Прошла целая вечность, прежде чем стучавшие пошли прочь. Затем раздался стук в дверь этажом ниже. Клугманн знал, что и там никто не ответит – жильцы на работе. Женский голос произнес досадливо: «Вот непруха!» Потом громко скрипнула дверь парадного. Значит, теперь двое во дворе, а Фабель и Мейер наверху.
Клугманн на цыпочках двинулся к платяному шкафу – искать что-нибудь для маскарада. Предстояло набраться терпения и ждать подходящего момента…
В городе было много пробок, и Фабель хвалил себя за сообразительность: предвидя заторы на дорогах, он выехал заранее и потому без чертыханий и нервов прополз через центр и переулочками, переулочками выбрался на скоростное шоссе В-5, а потом и за пределы Гамбурга. Сотовый телефон Клугманна он оставил Марии Клее – пусть передаст в техотдел, и тамошние башковитые ребята выжмут из электронной памяти максимум информации. Анна Вольф и Пауль Линдеманн, наверное, до сих пор прочесывают дом и окрестности, пытаясь взять уже давно остывший след Клугманна. Вообще-то они опытные и аккуратные детективы, таких просто не проведешь. Но видать, и Клугманн не дурак.
Сразу за Бергедорфом Фабель повернул на юг, к Нойенгамме. Начиналась совершенная Голландия: плоская-преплоская равнина, без единой складочки, словно утюгом разглаженная. Впрочем, монотонность ландшафта не ощущалась: глаз радовали живописные рощи, веселые красные крыши церквей, ветряные мельницы в голландском стиле и множество тщательно отреставрированных и бережно сохраняемых фахверковых домов под соломенными крышами.
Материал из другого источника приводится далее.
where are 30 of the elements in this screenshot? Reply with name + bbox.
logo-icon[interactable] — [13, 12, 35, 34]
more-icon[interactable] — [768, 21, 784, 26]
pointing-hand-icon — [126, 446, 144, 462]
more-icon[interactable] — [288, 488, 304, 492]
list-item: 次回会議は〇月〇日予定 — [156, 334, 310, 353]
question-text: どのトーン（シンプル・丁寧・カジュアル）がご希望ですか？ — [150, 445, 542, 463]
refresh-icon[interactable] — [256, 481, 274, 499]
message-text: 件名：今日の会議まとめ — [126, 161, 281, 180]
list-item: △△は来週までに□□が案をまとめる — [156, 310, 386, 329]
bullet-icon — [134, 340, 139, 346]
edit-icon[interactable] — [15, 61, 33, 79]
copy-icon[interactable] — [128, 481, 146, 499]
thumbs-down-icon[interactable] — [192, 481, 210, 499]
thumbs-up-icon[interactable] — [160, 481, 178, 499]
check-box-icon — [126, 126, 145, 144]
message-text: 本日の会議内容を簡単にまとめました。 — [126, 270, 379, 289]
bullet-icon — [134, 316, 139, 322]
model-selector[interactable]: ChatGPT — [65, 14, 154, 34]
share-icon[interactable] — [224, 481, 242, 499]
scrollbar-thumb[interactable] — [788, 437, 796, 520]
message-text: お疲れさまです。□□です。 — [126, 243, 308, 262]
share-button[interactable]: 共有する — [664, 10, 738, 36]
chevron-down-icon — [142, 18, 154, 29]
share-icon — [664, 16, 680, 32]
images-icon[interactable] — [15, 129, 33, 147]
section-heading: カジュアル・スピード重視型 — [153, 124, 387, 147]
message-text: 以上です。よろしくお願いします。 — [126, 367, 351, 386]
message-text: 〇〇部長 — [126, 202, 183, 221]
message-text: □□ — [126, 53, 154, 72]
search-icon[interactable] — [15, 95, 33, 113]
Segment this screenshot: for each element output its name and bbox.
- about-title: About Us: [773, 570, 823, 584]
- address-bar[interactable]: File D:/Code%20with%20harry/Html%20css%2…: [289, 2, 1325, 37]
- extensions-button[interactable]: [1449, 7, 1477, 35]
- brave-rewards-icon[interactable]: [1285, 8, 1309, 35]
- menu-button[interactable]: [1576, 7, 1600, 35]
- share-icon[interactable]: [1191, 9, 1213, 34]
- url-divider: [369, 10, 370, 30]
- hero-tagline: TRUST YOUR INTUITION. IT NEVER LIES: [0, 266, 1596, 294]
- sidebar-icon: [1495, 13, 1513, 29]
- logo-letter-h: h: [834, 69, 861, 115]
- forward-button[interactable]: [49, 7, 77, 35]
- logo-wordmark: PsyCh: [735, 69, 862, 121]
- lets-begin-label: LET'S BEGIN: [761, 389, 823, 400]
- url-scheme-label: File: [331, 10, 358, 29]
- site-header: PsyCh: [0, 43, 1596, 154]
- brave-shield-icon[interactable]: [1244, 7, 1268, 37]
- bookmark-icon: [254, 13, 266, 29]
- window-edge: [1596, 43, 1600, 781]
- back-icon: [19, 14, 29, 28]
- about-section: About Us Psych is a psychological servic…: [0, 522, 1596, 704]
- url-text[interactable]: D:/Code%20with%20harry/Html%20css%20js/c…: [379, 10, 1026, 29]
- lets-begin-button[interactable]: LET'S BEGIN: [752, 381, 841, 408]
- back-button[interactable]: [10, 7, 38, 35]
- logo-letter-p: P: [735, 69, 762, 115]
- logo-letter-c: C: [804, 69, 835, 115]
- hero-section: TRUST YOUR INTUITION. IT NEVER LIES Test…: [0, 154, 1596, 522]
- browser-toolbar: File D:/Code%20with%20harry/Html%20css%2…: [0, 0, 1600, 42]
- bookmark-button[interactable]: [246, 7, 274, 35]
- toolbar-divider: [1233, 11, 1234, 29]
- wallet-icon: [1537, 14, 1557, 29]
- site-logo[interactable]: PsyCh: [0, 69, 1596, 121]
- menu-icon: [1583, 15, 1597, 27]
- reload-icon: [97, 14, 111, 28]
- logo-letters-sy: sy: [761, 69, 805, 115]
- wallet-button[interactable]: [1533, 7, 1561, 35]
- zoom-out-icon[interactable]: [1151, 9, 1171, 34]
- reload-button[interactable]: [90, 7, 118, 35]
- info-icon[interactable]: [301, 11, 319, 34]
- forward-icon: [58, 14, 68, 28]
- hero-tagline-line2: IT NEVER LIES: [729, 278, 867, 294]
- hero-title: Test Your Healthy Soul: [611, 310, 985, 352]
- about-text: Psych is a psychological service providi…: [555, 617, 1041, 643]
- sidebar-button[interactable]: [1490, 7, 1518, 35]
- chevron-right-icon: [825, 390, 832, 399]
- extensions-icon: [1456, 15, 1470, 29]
Частые дамбы и бегущие во все стороны каналы превращали поля в огромное зеленое одеяло из причудливых лоскутов.
По мере приближения к Нойенгамме у Фабеля на душе становилось все неуютнее. Эти места для него были обременены прошлым. Всякое тут сплелось в воспоминаниях – и хорошее, и дурное. К здешним краям у него было очень личное, интимное отношение. Здесь, у изгиба Эльбы, для него сходились все виды истории – история жизни и профессиональной карьеры и история страны.
Как и всем немецким детям его поколения, Фабелю очень рано пришлось взвалить на плечи бремя национальной катастрофы: с грехопадением Германии нужно было как-то разбираться. Десятилетним мальчишкой он засыпал отца вопросами: как страна дошла до жизни такой? Кто виноват и в чем? Правда ли то, что было уничтожено столько евреев? Отец с грустью в глазах рассказывал все, ничего не утаивал. Якобы во имя Германии было совершены неописуемые преступления. А потом отец побывал здесь, на этой плоской живописной равнине с веселыми церквушками и мельницами…
Тут, в Нойенгамме, погибло больше 55 тысяч заключенных в концлагере, в который наспех превратили заброшенную кирпичную фабрику. После войны, в 1948 году, практичные британцы вернули лагерь немцам – мол, уже почти готовая тюрьма. Немного перестроили и достроили – и действительно вышла отличная тюрьма Фирланде. До 1989-го Фирланде была одновременно и мемориалом жертвам Холокоста. Лишь тогда, с огромным опозданием, гамбургский сенат изволил заметить, что негоже держать людей в заключении в тех же стенах, где некогда было совершено столько злодеяний. Выделили средства и построили новую тюрьму – на приличествующем расстоянии от бывшего концлагеря.
Больше десяти лет Фабель не был в этих краях и думал, что с этой частью личного прошлого давно покончено – все забыто и похоронено. Но сейчас все опять оживало в душе…
Тюремный служащий проводил Фабеля до кабинета Дорна. Комната была светлая и просторная. По стенам – большие постеры на тему немецких исторических достопримечательностей: старинные любекские городские ворота, трирские древнеримские ворота «Порта Нигра», Кельнский собор… И конечно же, книжные полки от пола до потолка. Словно сюда, в тюрьму, перенесли целиком знакомый Фабелю рабочий кабинет Дорна в Гамбургском университете.
Дорн сидел за столом с молодым мускулистым парнем брутального вида в тенниске – руки сплошь в татуировках, бульдожья челюсть. Они разбирали какой-то учебный текст. Урка прилежно морщил лоб. Увидев Фабеля, Дорн встал, извинился перед учеником и пошел навстречу своему бывшему студенту.
– Добрый день, Йен! – воскликнул он, протягивая руку. – Рад, что вы смогли приехать. Присаживайтесь!